The fleet experiences an average of one 'critical' intervention every 200 miles, each time avoiding hitting a person or causing significant property damage.
Uber's fleet of self-driving prototype vehicles is reportedly making slow progress toward achieving true autonomous operation without requiring frequent human intervention.
Internal documents obtained and analyzed by Recode provide a glimpse of Uber's project statistics for autonomous pilot projects in Phoenix, Pittsburgh and San Francisco. The numbers appear to focus on the past few months, revealing assessment metrics as Uber's fleet has collectively grown from 5,000 to 18,000 miles averaged per week.

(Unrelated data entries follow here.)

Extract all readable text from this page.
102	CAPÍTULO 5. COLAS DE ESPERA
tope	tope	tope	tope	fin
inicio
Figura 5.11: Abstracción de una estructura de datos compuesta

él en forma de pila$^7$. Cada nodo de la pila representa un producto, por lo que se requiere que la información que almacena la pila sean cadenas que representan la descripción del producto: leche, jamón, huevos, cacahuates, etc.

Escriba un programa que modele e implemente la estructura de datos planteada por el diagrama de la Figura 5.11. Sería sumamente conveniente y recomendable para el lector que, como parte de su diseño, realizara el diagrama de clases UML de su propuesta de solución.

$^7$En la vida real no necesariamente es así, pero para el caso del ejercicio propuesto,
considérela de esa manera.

Uber tracks different types of engagements to track progress, starting with a simple count of 'disengagement' incidents when a human driver takes control for any reason. Another metric focuses on 'critical' incidents, when human intervention was required to avoid hitting pedestrians or causing $5,000 or more in property damage. Importantly, Uber is also tracking 'bad experiences' when the autonomous systems cause potentially nauseating motions or hard braking.
The report suggests humans are intervening more than once per mile driven, showing no improvement over the course of the month. It is unclear, however, if the fleet was attempting more challenging test routes during the same period.
Critical interventions have varied wildly, from as low as 40 miles per incident in early February to as high as 200 miles per incident in March, though the numbers seem to be improving over time.
Unfortunately for passengers, the 'bad experience' data shows the opposite trend. A peak of 4.5 miles per incident dates back to mid-January. The number of incidents later climbed to a steady rate of around one recurrence every two miles in early March.
The numbers show that Uber's autonomous platform still has a long way to go before customers can be picked up by a drone taxi with no human chauffeur behind the wheel. The project's fate has also been put into question after the company was sued by Waymo, an Alphabet subsidiary spun off from Google's self-driving car project.